Regular engagement with employees, one to ones, effective appraisals and catch up sessions (formal/ informal) and good group communication can help set expectations and build positivity. Tackling the problem at an early stage will often have the best results, before positions become really entrenched.
ACAS advises establishing the facts of the situation and then arranging a private meeting with the staff member, where you state the problem clearly. This kind of meeting obviously needs to be handled sensitively and involves listening to what they have to say, while remaining in control of the situation. Sometimes having a quiet word with a member of staff can be all you need to do, and they will be able to turn their behaviour around.

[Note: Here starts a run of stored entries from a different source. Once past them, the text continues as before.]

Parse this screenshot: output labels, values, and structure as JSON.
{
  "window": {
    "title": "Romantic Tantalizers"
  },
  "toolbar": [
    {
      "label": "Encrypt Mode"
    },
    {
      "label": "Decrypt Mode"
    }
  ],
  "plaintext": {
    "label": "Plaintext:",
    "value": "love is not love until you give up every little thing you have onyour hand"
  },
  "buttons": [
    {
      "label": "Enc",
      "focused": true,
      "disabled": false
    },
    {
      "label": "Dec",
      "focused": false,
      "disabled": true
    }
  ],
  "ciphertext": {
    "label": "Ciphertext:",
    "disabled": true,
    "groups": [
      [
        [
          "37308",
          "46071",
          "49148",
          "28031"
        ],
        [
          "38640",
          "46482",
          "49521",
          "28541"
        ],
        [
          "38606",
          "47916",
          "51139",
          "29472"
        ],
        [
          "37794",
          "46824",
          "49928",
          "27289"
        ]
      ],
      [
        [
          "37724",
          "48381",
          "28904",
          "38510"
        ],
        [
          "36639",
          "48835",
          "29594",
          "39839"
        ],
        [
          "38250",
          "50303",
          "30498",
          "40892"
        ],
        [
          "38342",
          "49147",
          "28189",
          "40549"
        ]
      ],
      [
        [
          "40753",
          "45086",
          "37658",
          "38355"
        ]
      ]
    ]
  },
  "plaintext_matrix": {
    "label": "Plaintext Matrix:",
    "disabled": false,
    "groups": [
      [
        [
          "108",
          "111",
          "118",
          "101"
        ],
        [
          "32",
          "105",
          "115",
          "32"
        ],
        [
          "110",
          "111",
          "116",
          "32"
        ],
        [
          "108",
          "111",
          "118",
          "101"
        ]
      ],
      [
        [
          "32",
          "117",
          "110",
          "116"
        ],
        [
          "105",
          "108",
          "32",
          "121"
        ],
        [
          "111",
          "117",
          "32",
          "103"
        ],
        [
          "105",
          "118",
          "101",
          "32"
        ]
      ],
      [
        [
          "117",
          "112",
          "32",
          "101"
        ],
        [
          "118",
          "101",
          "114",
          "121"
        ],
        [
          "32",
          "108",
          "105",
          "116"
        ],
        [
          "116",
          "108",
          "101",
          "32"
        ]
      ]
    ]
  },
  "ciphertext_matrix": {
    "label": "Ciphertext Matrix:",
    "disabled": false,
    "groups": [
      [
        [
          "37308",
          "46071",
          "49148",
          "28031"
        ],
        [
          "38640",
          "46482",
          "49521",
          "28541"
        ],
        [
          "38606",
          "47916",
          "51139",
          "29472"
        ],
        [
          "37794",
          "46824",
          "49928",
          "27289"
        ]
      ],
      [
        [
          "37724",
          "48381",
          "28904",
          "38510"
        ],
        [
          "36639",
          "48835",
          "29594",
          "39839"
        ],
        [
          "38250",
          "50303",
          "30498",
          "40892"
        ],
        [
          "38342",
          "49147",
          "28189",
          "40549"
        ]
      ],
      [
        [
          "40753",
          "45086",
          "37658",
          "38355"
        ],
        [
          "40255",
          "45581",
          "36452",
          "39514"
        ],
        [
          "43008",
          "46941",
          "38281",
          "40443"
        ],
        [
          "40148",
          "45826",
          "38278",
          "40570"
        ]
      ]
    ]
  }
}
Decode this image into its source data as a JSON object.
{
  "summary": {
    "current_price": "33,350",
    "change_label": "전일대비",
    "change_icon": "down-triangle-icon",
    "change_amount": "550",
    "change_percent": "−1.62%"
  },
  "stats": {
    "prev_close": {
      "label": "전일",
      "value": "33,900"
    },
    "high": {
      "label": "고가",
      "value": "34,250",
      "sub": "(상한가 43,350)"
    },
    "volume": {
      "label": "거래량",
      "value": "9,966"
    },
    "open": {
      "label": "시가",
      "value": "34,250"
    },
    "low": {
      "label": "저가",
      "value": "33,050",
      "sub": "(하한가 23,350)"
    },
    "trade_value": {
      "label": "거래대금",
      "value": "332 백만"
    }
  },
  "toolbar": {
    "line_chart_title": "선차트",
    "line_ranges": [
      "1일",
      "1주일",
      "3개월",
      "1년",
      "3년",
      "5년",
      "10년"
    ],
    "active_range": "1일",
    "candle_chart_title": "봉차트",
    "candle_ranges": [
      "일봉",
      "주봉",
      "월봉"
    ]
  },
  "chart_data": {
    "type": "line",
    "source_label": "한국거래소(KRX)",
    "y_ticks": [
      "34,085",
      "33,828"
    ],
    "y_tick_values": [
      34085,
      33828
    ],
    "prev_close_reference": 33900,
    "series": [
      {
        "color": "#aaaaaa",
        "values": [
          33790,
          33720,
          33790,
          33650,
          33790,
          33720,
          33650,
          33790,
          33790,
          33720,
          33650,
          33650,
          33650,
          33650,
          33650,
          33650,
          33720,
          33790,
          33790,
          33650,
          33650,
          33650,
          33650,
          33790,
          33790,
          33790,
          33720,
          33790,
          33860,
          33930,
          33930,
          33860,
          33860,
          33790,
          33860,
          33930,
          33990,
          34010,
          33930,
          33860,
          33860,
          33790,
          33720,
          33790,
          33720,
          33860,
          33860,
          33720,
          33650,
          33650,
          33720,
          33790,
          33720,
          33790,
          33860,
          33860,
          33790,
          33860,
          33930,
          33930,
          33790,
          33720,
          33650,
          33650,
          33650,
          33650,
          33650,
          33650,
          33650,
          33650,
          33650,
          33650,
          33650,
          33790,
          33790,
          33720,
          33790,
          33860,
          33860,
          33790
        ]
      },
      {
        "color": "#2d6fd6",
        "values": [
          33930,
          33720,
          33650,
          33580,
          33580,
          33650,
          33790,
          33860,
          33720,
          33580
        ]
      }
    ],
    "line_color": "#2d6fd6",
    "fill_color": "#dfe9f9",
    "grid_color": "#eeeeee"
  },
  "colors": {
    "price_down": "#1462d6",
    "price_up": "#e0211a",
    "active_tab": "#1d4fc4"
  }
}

It is also a good idea to look out for warning signs when recruiting people. For instance, as well as asking about key skills at interviews, it can be helpful to take note of how polite and genuinely helpful an applicant is. Asking about how they dealt with difficult situations in the past could be another pointer, as well as looking at their attitudes to previous employers and fellow workers.
But of course should you need to take things further make sure everything has been recorded. A good web based HR software system should have functionality for recording appraisals, training and managing employees, as well as including disciplinary and grievance. A complete on the go software solution for HR staff who are dealing with difficult employees, will enable them to retain a full record of what has been said and decided at each stage.